I greatly enjoyed “Resident Evil 4,” but by then, the series was shifting from survival horror to straight-up action. I hated No. 5 and thought No. 6 suffered from a serious lack of direction.
And as excellent as “Resident Evil 7” turned out, it’s barely a “Resident Evil” game.
Now we have a remake of “Resident Evil 2.” To be clear, this is not an HD remaster. Capcom rebuilt this game from the ground up, using the engine developed for “RE7.” More than just receiving a face-lift, “RE2” reimagines the original game and applies modern technology and game design to a fan favorite installment of the series.
Twenty years on, “RE2” remains a fan favorite for good reason. While the series’ first installment took place in an appropriately spooky mansion, moving the action to a police station and its surroundings increased the sense of foreboding. After all, creepy mansions are expected to be creepy. Police stations are supposed to be safe.
Players choose between two characters — rookie cop Leon Kennedy and Claire Redfield, in Raccoon City to look for her brother Chris, the protagonist from the first game.
Each character has their own narrative to explore, ones that are just different enough to warrant a playthrough. Gone, however, is the “zapping system” that made decisions in one character’s story affect the other. And after you’ve played through the game with each character, there’s even a New Game Plus mode for yet another, different experience.
Other quality-of-life changes, both big and small, abound. The free-roaming, over-the-shoulder, first-person camera makes navigation a breeze, and although you still need to find a typewriter to save, the number of saves is no longer limited to the number of ribbons you can find.
Puzzles now make more sense and sport a greater variety. Still plan on running around like crazy and backtracking a bunch, as that’s just the nature of the game.
Fans of the original will also find a few things missing, including some enemies like the giant sewer spiders (as an arachnophobe, I do not miss them). This was to try to bring a little more realism to the game. Sure, there are still grotesque, mutated humans ranging from zombies to much worse, but no more spiders the size of horses.
The game’s pacing remains intact. Unlike newer installments, “RE2” plods along at a slow, dread-filled pace. You must completely explore your surroundings in order to solve the game’s myriad puzzles, but you never know when a creature is going to pop out and try to eat your face.

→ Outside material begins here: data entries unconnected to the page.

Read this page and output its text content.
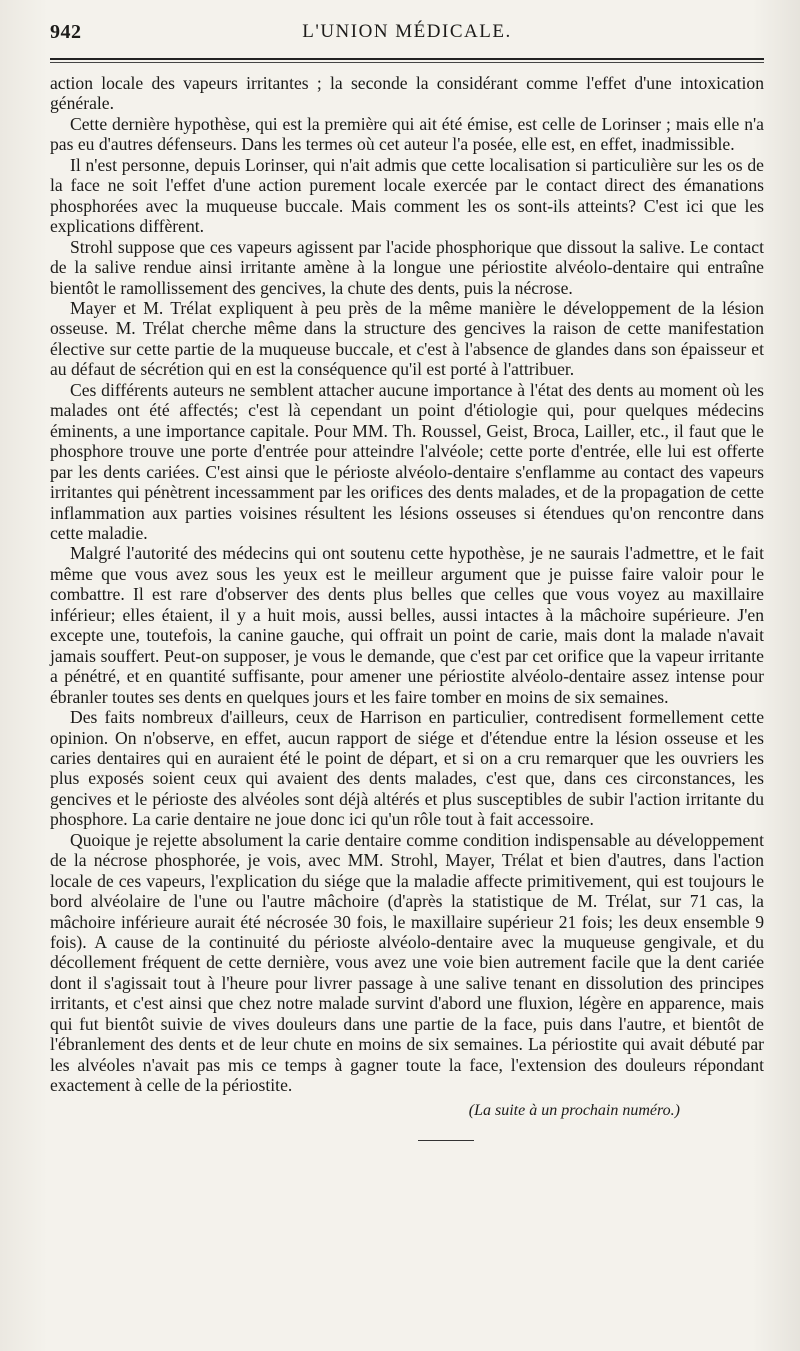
942	L'UNION MÉDICALE.

action locale des vapeurs irritantes ; la seconde la considérant comme l'effet d'une intoxication générale.

Cette dernière hypothèse, qui est la première qui ait été émise, est celle de Lorinser ; mais elle n'a pas eu d'autres défenseurs. Dans les termes où cet auteur l'a posée, elle est, en effet, inadmissible.

Il n'est personne, depuis Lorinser, qui n'ait admis que cette localisation si particulière sur les os de la face ne soit l'effet d'une action purement locale exercée par le contact direct des émanations phosphorées avec la muqueuse buccale. Mais comment les os sont-ils atteints? C'est ici que les explications diffèrent.

Strohl suppose que ces vapeurs agissent par l'acide phosphorique que dissout la salive. Le contact de la salive rendue ainsi irritante amène à la longue une périostite alvéolo-dentaire qui entraîne bientôt le ramollissement des gencives, la chute des dents, puis la nécrose.

Mayer et M. Trélat expliquent à peu près de la même manière le développement de la lésion osseuse. M. Trélat cherche même dans la structure des gencives la raison de cette manifestation élective sur cette partie de la muqueuse buccale, et c'est à l'absence de glandes dans son épaisseur et au défaut de sécrétion qui en est la conséquence qu'il est porté à l'attribuer.

Ces différents auteurs ne semblent attacher aucune importance à l'état des dents au moment où les malades ont été affectés; c'est là cependant un point d'étiologie qui, pour quelques médecins éminents, a une importance capitale. Pour MM. Th. Roussel, Geist, Broca, Lailler, etc., il faut que le phosphore trouve une porte d'entrée pour atteindre l'alvéole; cette porte d'entrée, elle lui est offerte par les dents cariées. C'est ainsi que le périoste alvéolo-dentaire s'enflamme au contact des vapeurs irritantes qui pénètrent incessamment par les orifices des dents malades, et de la propagation de cette inflammation aux parties voisines résultent les lésions osseuses si étendues qu'on rencontre dans cette maladie.

Malgré l'autorité des médecins qui ont soutenu cette hypothèse, je ne saurais l'admettre, et le fait même que vous avez sous les yeux est le meilleur argument que je puisse faire valoir pour le combattre. Il est rare d'observer des dents plus belles que celles que vous voyez au maxillaire inférieur; elles étaient, il y a huit mois, aussi belles, aussi intactes à la mâchoire supérieure. J'en excepte une, toutefois, la canine gauche, qui offrait un point de carie, mais dont la malade n'avait jamais souffert. Peut-on supposer, je vous le demande, que c'est par cet orifice que la vapeur irritante a pénétré, et en quantité suffisante, pour amener une périostite alvéolo-dentaire assez intense pour ébranler toutes ses dents en quelques jours et les faire tomber en moins de six semaines.

Des faits nombreux d'ailleurs, ceux de Harrison en particulier, contredisent formellement cette opinion. On n'observe, en effet, aucun rapport de siége et d'étendue entre la lésion osseuse et les caries dentaires qui en auraient été le point de départ, et si on a cru remarquer que les ouvriers les plus exposés soient ceux qui avaient des dents malades, c'est que, dans ces circonstances, les gencives et le périoste des alvéoles sont déjà altérés et plus susceptibles de subir l'action irritante du phosphore. La carie dentaire ne joue donc ici qu'un rôle tout à fait accessoire.

Quoique je rejette absolument la carie dentaire comme condition indispensable au développement de la nécrose phosphorée, je vois, avec MM. Strohl, Mayer, Trélat et bien d'autres, dans l'action locale de ces vapeurs, l'explication du siége que la maladie affecte primitivement, qui est toujours le bord alvéolaire de l'une ou l'autre mâchoire (d'après la statistique de M. Trélat, sur 71 cas, la mâchoire inférieure aurait été nécrosée 30 fois, le maxillaire supérieur 21 fois; les deux ensemble 9 fois). A cause de la continuité du périoste alvéolo-dentaire avec la muqueuse gengivale, et du décollement fréquent de cette dernière, vous avez une voie bien autrement facile que la dent cariée dont il s'agissait tout à l'heure pour livrer passage à une salive tenant en dissolution des principes irritants, et c'est ainsi que chez notre malade survint d'abord une fluxion, légère en apparence, mais qui fut bientôt suivie de vives douleurs dans une partie de la face, puis dans l'autre, et bientôt de l'ébranlement des dents et de leur chute en moins de six semaines. La périostite qui avait débuté par les alvéoles n'avait pas mis ce temps à gagner toute la face, l'extension des douleurs répondant exactement à celle de la périostite.

(La suite à un prochain numéro.)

Action sequences will still get your blood pumping, though the weapon controls feel much smoother than any “RE” game before. However, you’ll need to carefully manage your inventory and keep an eye on your resources. It’s easy to unload your pistol into one zombie only to have another pop up to find you out of bullets.
Even if you’ve played other versions of “Resident Evil 2” before, you’ll find plenty of twists and surprises here.
Sequences of events and paths have been tweaked, and even familiar scenes feel fresh thanks to the new graphics.
Even the game’s sounds have been reworked to great effect. Very little music plays while you’re exploring, giving the creaks and moans a better chance to shine through. There are times you’ll feel more like the hunted as bosses track you from a distance, their footfalls the only indication that confrontation is inevitable.
Ultimately, “Resident Evil 2” doesn’t play quite like any of the franchise entries that came before it, either mainline or side stories. I can’t call it a return to form, because I never experienced a “Resident Evil” game this good. Instead, it feels like the “Resident Evil” game I always wanted to play. And if Capcom has half a heart, they will make a few more like it.